The Clean Code Blog

by Robert C. Martin (Uncle Bob)

A New Hope

05 April 2020

…The Year is 2045…

Dad, can you help me with my school report?

Sure son. What’s it about?

We have to do it on the great pandemic of 2020. You were there, right?

I was just a little boy. But I know a lot about it. What is it you need to know?

We’re supposed to write about the heroes.

Ah, yes. A good topic. There were so many.

OK, so… Who were they?

Well, first of all there were the healthcare workers. Day after day, week after week, they kept on working in those hospitals full of very sick people. Many of them got sick too; and quite a few of them died.

They must have been brave.

They were. Very. They were as brave as any soldier going to war. Perhaps braver, because you couldn’t see the enemy, and in those days you couldn’t fight it.

We can fight it now, can’t we Dad.

Yes son. Now we can. We have vaccines and treatments. Nobody dies of COVID-19 anymore. But back then we didn’t have vaccines or treatments. We just had nurses and doctors who tried their very best to save as many people as possible.

So they were the heroes?

Yes. But there were many more. There were the people who worked in grocery stores.

I thought everybody stayed home to work.

Many of us did. We were the lucky ones. But the people who worked in those stores had to go to work every day. People needed food; and so grocery stores needed to stay open. And the people who worked in those stores had to help hundreds, maybe even thousands of people every day. They took huge risks to keep those stores open.

Wow, I hadn’t thought of that.

And then there were the delivery people. The people who drove trucks of food to the stores and trucks of products to people’s home. The people who worked for Amazon, and UPS, and Fedex, and the US Mail.

Who else, Dad? Who else?

Well, look son, there were so many. The police, the firemen, the sailors and soldiers, the air traffic controllers, the garbage men, the repairmen. Even though most people weren’t working, the essential parts of our civilization had to be kept running.

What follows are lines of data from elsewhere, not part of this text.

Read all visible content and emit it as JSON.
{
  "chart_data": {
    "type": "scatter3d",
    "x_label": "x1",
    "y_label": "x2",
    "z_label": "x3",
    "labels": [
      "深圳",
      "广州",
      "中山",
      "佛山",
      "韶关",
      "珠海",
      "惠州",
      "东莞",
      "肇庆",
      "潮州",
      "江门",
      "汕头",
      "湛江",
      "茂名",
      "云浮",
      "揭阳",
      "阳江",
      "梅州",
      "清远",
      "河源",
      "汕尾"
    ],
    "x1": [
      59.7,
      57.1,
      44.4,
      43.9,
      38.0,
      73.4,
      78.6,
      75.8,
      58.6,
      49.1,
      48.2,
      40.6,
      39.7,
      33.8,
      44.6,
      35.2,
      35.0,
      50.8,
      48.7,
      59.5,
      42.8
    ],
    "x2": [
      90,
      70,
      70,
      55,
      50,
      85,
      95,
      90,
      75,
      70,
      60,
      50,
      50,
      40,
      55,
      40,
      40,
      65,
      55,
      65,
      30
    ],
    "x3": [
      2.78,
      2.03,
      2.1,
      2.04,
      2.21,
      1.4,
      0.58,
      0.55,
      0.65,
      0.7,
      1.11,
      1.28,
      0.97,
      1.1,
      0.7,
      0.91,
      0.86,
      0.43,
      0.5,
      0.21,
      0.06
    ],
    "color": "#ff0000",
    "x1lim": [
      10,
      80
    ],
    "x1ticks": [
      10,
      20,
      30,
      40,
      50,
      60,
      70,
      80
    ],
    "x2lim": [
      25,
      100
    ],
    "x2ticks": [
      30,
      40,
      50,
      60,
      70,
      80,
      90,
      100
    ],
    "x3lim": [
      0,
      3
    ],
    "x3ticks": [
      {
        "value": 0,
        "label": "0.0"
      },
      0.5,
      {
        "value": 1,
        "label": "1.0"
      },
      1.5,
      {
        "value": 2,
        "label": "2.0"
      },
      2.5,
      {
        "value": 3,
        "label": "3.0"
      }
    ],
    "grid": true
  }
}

And then there were just the everyday people who followed the rules and kept themselve at home for so many weeks. It was a huge effort that everyone had to play a part in.

But…

But what, Dad?

Well, there was one group of people who don’t often get mentioned; but without them the Pandemic would have been a hundred times worse than it was.

Really? Who?

The programmers.

Dad… You’re a programmer aren’t you?

Yes son, I am. Just like my mother – your gramma – before me. She was one of the ones who worked during the Pandemic.

Was gramma a hero Dad?

No more than anyone else, son. She worked from home. She wore masks, and kept the necessary social distance from others. I was just a little boy, but I remember those masks and how much we had to stay at home. Most programmers did just what Gramma did too. They worked from home.

So then why were they heros, Dad? It sounds to me like they just did what everybody else did.

Well, son, think of this. It was the programmers who made it possible for people to work from home; because it was the programmers who built the software that made the internet possible. You see, this was the first full scale national emergency during which people had instant access to the news, to the government, and to each other. When the President, and the Governors told people to shelter at home, almost everybody knew about it within minutes or hours. The news was sent to their computers, to their phones, and to their watches. Not only that, but people who were stuck at home could still talk to each other using Facebook and Twitter and Facetime. People could order products on Amazon, and on so many other on-line shopping networks. People could even order food from restaurants to be delivered or picked up. Without the programmers who made those systems, people would have had a much harder time sheltering at home; and the pandemic would have been much worse.

So the programmers weren’t brave, like the doctors and nurses and police were brave. They weren’t heros like that.

No, not like that. But without them, without the tools they created, so many more people would have died. For example, did you know that the genetic code of the virus was sequenced long before the pandemic spread? It was that RNA sequence that allowed our researchers to get a head start on the vaccines that eventually killed off the virus and saved so many people. It was programmers who built the software that ran in those RNA sequencers. Without those programmers, the vaccines might have come much too late.

Wow! What else, Dad? What else?

Well, you know that there was a time when people used paper money, right? Imagine how easily the virus would have spread if people paid for groceries or gasoline with paper money! But it was programmers who built the systems that allowed people to pay with credit cards, or by just waving their phone or watch over readers. They didn’t even have to touch antyhing! The virus couldn’t spread that way.

And then there was so much entertainment piped right into people’s homes. Netflix, and Amazon Prime, and Youtube, and.. Well the options were endless back then.

So people could work from home, shop from home, be entertained at home, and hardly ever had to leave their homes. And all that was because of the software written by programmers.

And that saved us, didn’t it Dad?

Well, son, it certainly played a pretty important part.

Are you glad you’re a programmer Dad?

It’s an important job, Son. I never want to be anything else. Except, of course, your Dad.